Now, with eyes still smoldering, make sure and point out that rockin’ bod. You’ll need to justify the bod in some way, be it karate, boxing, football, or extreme toe wrestling. (It exists. Look it up.) And in order for the reader, not to mention your soon-to-be-swooning leading gal, to grasp the full measure of your man’s hotness, you’ll need to manipulate the scene so that his shirt is removed. That’s right. Go for it, people. He just fell in a pool. He’s going to swim practice. A rabid raccoon popped out of the brush on his way to school and ravaged his T-shirt. Whatever works. Point is, we need to see this guy shirtless and we need detail. Muscles like marble, abs like mountains and biceps that’ll put your eye out. Again, use lots of descriptive language.
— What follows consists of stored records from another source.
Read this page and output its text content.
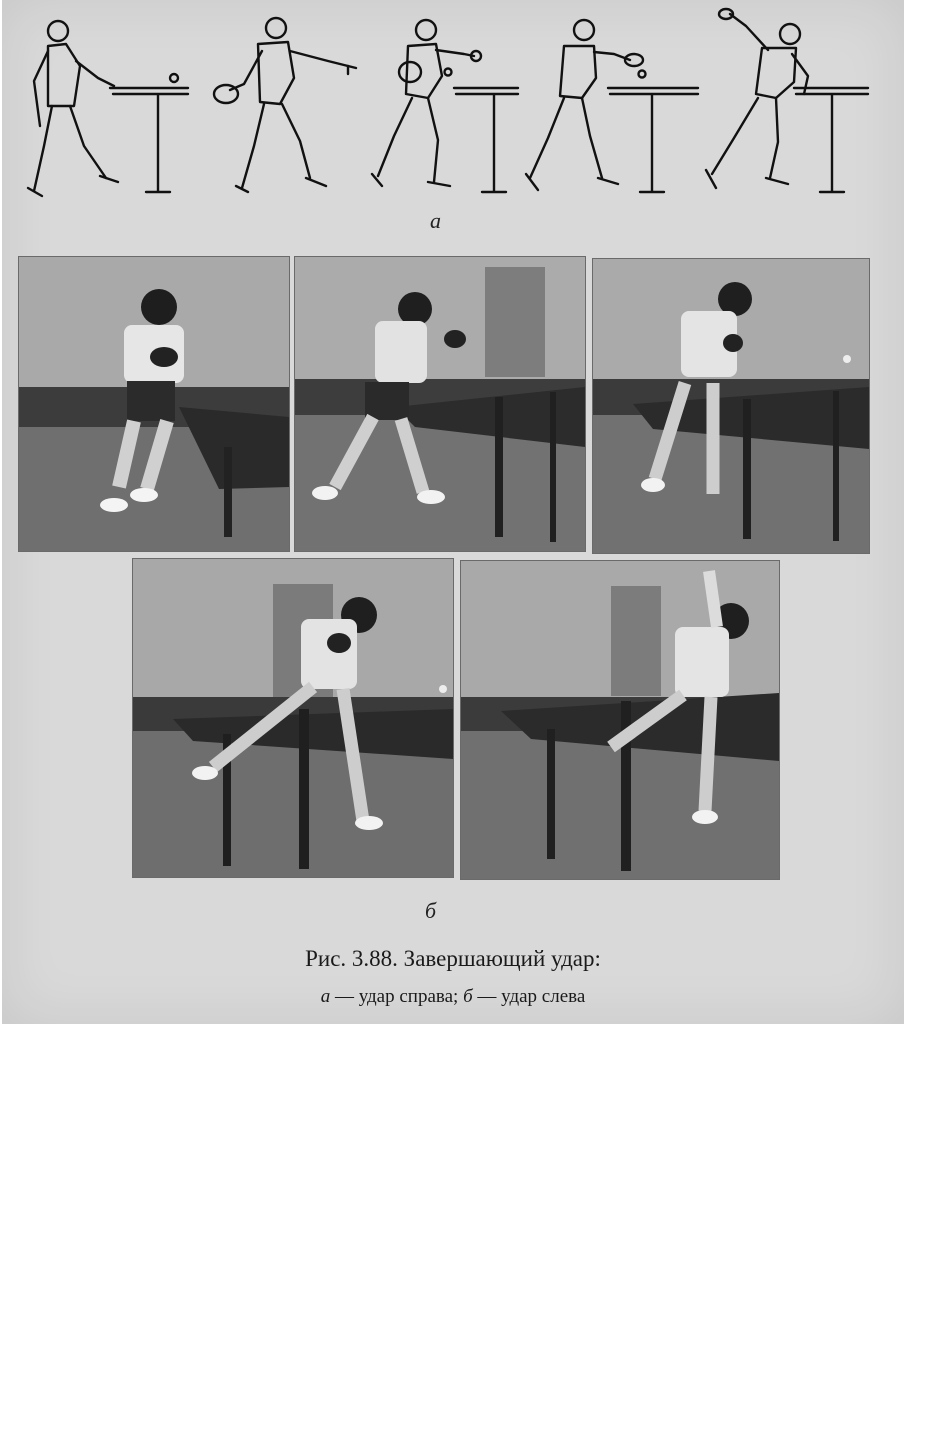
а
б
Рис. 3.88. Завершающий удар:
а — удар справа; б — удар слева
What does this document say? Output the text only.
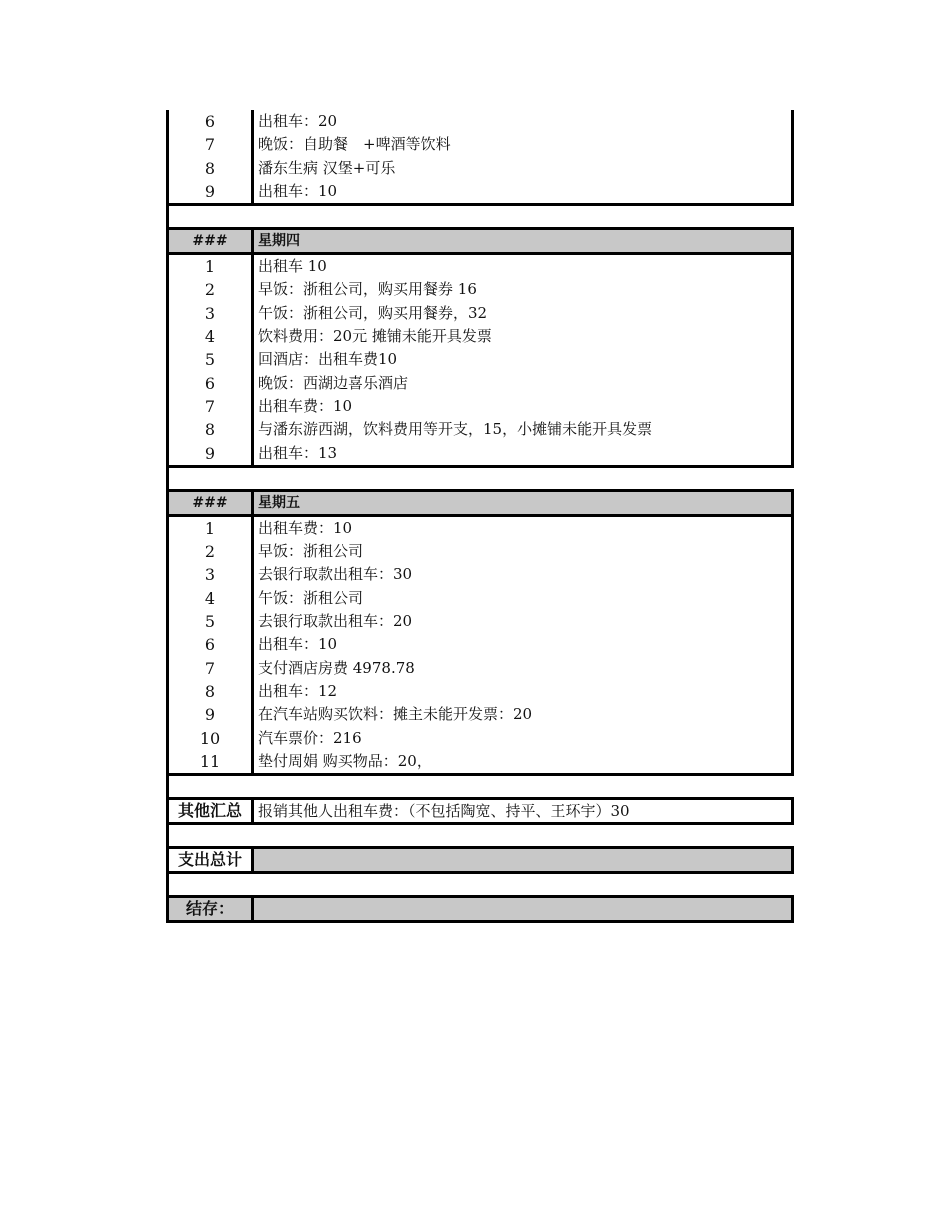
6	出租车：20
7	晚饭：自助餐　+啤酒等饮料
8	潘东生病 汉堡+可乐
9	出租车：10
###	星期四
1	出租车 10
2	早饭：浙租公司，购买用餐券 16
3	午饭：浙租公司，购买用餐券，32
4	饮料费用：20元 摊铺未能开具发票
5	回酒店：出租车费10
6	晚饭：西湖边喜乐酒店
7	出租车费：10
8	与潘东游西湖，饮料费用等开支，15，小摊铺未能开具发票
9	出租车：13
###	星期五
1	出租车费：10
2	早饭：浙租公司
3	去银行取款出租车：30
4	午饭：浙租公司
5	去银行取款出租车：20
6	出租车：10
7	支付酒店房费 4978.78
8	出租车：12
9	在汽车站购买饮料：摊主未能开发票：20
10	汽车票价：216
11	垫付周娟 购买物品：20，
其他汇总	报销其他人出租车费：（不包括陶宽、持平、王环宇）30
支出总计
结存：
With your main character, and your reader, effectively captivated by your hottie’s outer appearance, it’s time to throw in some inner-attractiveness. Take your witty banter and effortless charm and whisk together until nice and fluffy. You can’t have one without the other, or your man will either be too sweet or too bitter, so you’ll want a nice combination of both. Insult your leading lady, and then schmooze it away. Take advantage of those gorgeous eyes you created, and keep them crackling with a good twinkle of amusement here and there. It’s not so bad to be teased if you’re looking into eyes that both smolder and twinkle, right?
Once you’ve reeled in your hapless main character, it’s time to kick it up a notch. I’m talking kissing. Now, this is the tricky part, people. We don’t want to enter porn territory, but at the same time, we need this to be de-fog-your-computer-screen-hot. Take it slow. Make sure the scene is set, the mood is appropriate and your man takes his sweet time coming in for that kiss. This will elongate what is sure to be a swift scene, since we’re not going blow-by-blow here. Fireworks. Heart skipping multiple beats. Some sexy tongue action if you want to get crazy and you’re good.
With all of the dry ingredients set aside in a large bowl, it’s time for the clincher. The thing every hot guy needs to take him from meh to oh-yeah! We need a perilous situation. And we need our man to rescue his woman. Like now. We need selfless, undying devotion; raw, unyielding strength and an inclination toward reckless yet oh-so romantic gestures. Key ingredient here: put your damsel in distress and bring in that knight on his white charger. Yep, it’s as clichéd and simple as that. Nothing like a good rescue mission to bring up a guy’s hotness level. I mean, he’s now risking his life to save the woman he loves. Doesn’t get better than that.
Tip: To take this clichéd and overused plot and turn it into something fresh, make the situation unusual or put them in a strange setting. Remember to use real, genuine emotion.
Now, slowly pour your dry ingredients into your perilous situation mixture and blend on high until well combined. Add some sweet talk and random moodiness to taste and voila! You’ve got your very own Jake Gyllenhaal. Serve with a garnish of whipped cream and enjoy!